Soluble lipid binding proteins from relevant parasitic helminths: From structure to function

MARINA IBAÑEZ SHIMABUKURO; MARÍA FLORENCIA REY; JORGE LUIS PÓRFIDO; VALERIA SILVA; GISELA R. FRANCHINI; MALCOLM W. KENNEDY; ALAN COOPER; BRIAN SMITH; BETINA CÓRSICO

Waterville Valley, New Hampshire

Conferencia; GRC Molecular and Cell Biology of Lipids; 2011

Gordon Research Conferences

Infections with parasitic helminths cause severe debilitating and sometimes lethal diseases in humans and domestic animals on a global scale. Unable to synthesize their own fatty acids and sterols, helminth parasites (nematodes, trematodes, cestodes) rely on their hosts for their supply. The acquisition and transport of lipids is crucial to these organisms, and the proteins and their receptors involved in lipid transport and exchange provide potential targets for chemo- and immunotherapy. Helminths produce and secrete a wide range of novel lipid binding proteins (LBP), most of them structurally distinct from those of their hosts. These proteins bind several lipid classes such as fatty acids, retinoids, eicosanoids, triglycerides, phospholipids and cholesterol. Four important types of LBPs from highly pathogenic helminth parasites have been selected: a) a novel class of fatty acid and retinol binding protein with a structure that has no known counterpart, b) relatives of the fatty acid binding protein family, including members that are structurally modified in ways that are unique to nematodes, c) Antigen B, a member of a new family of ligand binding proteins present in cestodes, and d) nematode polyprotein allergens/antigens. Their atomic structures are under analysis employing NMR spectroscopy, for which high quality data have already been obtained and full structure calculation is in progress.
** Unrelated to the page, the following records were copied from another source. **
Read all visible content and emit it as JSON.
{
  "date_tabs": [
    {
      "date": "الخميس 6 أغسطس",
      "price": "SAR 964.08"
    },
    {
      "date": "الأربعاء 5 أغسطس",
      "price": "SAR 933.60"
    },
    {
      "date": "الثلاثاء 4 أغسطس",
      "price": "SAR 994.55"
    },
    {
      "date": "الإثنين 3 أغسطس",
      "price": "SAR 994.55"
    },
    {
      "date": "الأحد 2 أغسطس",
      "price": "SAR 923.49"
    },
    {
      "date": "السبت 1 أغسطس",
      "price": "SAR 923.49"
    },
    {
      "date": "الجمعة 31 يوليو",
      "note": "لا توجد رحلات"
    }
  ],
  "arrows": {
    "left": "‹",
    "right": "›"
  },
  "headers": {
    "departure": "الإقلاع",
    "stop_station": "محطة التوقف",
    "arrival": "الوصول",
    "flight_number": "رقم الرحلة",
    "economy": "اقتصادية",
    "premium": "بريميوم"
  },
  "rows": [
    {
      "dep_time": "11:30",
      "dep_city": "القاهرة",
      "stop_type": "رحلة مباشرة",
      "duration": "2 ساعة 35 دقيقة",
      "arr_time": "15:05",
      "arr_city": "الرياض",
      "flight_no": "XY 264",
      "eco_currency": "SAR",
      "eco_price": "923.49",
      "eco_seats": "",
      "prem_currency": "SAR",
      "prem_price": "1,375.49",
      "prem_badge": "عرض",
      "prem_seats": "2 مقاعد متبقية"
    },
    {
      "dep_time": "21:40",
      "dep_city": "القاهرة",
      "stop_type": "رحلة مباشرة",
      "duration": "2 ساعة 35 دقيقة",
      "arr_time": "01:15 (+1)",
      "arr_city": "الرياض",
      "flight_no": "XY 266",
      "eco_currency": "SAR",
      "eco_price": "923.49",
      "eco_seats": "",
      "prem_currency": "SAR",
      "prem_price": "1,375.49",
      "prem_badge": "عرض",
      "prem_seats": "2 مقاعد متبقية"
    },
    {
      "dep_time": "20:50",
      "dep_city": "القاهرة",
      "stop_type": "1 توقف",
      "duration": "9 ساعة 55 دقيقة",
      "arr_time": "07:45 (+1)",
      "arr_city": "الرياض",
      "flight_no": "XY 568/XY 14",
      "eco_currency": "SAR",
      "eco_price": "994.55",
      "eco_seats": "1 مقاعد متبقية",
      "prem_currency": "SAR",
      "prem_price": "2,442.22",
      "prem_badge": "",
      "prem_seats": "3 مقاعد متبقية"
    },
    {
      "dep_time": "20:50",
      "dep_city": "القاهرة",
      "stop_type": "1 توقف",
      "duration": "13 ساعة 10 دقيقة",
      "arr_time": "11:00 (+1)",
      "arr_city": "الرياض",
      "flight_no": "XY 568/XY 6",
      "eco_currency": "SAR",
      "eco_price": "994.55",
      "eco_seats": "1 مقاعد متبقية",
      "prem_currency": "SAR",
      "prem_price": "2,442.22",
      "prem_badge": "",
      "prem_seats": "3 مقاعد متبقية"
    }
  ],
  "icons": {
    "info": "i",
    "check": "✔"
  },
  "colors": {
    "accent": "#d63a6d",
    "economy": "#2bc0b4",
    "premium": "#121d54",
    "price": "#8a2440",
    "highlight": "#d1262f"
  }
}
Protein-ligand interactions have also been studied by NMR, observing changes in NMR spectra, when stripped and reloaded samples are compared, evidencing conformational changes produced during the binding process. We are also analyzing their ligand-binding parameters (n, K, ∆H and ΔS) employing fluorescence-based systems and ITC. The studies confirm these LBPs bind natural ligands and fluorescent analogues in the sub-micromolar range. Additionally, protein-membrane interaction assays are being performed in vitro in order to characterize LBPs? possible functions. Structural and functional studies will enhance our understanding of the unique features of helminth LBPs that may be related to the survival of the organisms and could be used as potential drug targets.